Bradbury proves his fantasy by this reaching through the senses, this creating of real life. We believe, really believe, only that which is proven artistically, employing both the aesthetic criticism of the intellect and the senses. Only the latter is nearly infallible, as the virgin innocence of sensual intuition either refuses to accept or trustingly incorporates the devil deceptions of illusion's mists…. To write successful fantasy, to employ successful imagination, elements of the real world must be among the constituent ingredients of the mental exercise. Only then can the mind feel secure in its journey. (pp. 162-63)

What can threaten this sensual stage which Bradbury sets?

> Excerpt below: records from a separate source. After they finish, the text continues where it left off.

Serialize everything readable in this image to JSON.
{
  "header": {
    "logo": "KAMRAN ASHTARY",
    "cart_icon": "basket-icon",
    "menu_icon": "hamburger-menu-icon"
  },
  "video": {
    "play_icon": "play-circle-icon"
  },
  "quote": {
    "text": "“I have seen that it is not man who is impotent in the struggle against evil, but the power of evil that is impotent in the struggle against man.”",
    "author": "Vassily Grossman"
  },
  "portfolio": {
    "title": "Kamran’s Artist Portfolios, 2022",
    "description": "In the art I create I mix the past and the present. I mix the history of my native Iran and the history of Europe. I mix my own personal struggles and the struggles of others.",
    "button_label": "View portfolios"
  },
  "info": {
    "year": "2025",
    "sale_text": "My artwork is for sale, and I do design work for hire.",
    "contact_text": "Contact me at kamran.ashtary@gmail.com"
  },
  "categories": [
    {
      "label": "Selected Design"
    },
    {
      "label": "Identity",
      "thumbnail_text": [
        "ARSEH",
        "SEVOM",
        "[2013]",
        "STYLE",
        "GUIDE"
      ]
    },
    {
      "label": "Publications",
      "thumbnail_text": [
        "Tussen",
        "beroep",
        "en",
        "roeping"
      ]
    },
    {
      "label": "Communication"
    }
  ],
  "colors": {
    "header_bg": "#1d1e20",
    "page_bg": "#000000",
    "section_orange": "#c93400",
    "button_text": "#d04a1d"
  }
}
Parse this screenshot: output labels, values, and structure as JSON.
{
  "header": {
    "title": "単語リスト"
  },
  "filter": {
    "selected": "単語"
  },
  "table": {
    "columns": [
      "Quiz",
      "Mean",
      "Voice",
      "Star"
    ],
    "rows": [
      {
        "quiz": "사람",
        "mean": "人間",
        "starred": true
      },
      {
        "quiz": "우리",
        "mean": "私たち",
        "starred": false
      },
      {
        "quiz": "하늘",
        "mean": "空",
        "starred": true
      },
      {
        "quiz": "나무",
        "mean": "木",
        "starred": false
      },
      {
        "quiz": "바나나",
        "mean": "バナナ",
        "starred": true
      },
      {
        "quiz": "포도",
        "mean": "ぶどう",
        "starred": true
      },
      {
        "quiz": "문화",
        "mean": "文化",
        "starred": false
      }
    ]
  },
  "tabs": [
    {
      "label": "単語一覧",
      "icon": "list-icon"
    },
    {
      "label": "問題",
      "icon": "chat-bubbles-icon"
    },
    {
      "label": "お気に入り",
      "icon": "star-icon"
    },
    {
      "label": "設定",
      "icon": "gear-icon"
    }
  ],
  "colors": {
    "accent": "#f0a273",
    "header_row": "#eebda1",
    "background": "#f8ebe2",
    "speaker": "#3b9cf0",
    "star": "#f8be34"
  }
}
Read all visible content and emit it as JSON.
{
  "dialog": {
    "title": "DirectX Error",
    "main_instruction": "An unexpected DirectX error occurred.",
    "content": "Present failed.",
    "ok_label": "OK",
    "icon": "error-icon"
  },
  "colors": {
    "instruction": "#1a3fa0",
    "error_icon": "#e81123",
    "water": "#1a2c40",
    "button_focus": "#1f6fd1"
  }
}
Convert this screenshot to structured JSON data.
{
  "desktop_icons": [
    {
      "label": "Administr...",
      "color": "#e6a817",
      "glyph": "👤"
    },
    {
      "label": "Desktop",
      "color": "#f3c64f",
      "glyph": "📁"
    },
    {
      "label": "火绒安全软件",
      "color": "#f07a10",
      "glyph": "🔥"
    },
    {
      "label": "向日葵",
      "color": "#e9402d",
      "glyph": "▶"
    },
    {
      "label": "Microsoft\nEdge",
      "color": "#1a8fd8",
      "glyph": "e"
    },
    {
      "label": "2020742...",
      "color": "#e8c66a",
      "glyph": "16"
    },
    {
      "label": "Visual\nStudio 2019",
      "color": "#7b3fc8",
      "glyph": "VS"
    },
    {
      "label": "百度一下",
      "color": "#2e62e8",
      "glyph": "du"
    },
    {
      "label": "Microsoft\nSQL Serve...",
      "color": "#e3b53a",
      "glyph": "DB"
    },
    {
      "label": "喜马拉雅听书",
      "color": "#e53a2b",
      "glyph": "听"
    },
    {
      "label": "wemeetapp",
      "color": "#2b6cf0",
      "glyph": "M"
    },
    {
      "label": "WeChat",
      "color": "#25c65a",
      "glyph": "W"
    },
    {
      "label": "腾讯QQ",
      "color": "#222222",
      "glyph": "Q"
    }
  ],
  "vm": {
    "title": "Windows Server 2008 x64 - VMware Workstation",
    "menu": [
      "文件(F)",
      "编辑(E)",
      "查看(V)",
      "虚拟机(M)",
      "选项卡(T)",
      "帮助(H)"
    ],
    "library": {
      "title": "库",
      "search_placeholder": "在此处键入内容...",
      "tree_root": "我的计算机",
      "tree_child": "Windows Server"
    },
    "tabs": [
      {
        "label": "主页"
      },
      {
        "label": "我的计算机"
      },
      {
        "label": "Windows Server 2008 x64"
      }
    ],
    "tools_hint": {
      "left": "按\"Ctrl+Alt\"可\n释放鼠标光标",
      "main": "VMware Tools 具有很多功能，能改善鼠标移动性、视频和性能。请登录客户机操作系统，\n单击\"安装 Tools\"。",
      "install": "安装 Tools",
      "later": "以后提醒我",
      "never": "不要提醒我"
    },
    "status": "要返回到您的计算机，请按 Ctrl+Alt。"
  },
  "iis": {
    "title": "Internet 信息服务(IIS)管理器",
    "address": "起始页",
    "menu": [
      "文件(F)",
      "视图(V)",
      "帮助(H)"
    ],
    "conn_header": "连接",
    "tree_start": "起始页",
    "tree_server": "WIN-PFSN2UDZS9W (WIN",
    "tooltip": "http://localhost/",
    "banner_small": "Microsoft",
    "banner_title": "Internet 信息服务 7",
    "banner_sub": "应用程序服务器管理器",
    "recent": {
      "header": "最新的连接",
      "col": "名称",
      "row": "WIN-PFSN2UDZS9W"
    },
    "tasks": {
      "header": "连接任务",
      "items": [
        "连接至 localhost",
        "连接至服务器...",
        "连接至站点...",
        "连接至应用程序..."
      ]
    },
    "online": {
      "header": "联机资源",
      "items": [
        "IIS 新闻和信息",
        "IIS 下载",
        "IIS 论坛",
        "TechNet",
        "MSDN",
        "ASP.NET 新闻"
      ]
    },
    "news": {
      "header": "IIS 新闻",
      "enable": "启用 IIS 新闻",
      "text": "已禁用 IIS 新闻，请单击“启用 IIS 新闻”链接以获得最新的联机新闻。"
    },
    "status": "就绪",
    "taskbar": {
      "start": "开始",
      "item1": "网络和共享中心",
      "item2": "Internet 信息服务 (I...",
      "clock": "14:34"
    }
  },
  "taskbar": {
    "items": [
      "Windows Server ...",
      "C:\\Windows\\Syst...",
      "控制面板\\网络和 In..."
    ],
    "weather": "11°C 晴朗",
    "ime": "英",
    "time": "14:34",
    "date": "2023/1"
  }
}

His worlds of fantasy, his circus balloon journeys up and out, incorporate in their very nature a fastening line to the ground, a kinship with the realistic, cold visioned animal appraisal of life and death. And, to be sure, Douglas reflects off his first glimpse of death's impersonal reality, and looks forward to winter's harvestings of the dandelion wine…. But what can be done with the last breath finality of death; what can be done with the inescapable fact that we really don't want Douglas Spaulding to ever die? (p. 163)

What can fantasizing do to soften the blue steel edge of pain and aging and decay? Can one merely accept death as an inexplicable force, a cellophane haze of gradual dying lasting as long as life? And can the mythology of religion, of art, of Dandelion Wine satisfy us, explain to us perhaps, the mystery of death with the same force it uses in portraying the wonder of life? Bradbury asserts that fantasy is a way of dealing with the monster death, driving a cedar stake through a werewolf's heart, killing it, vomiting it out. (pp. 163-64)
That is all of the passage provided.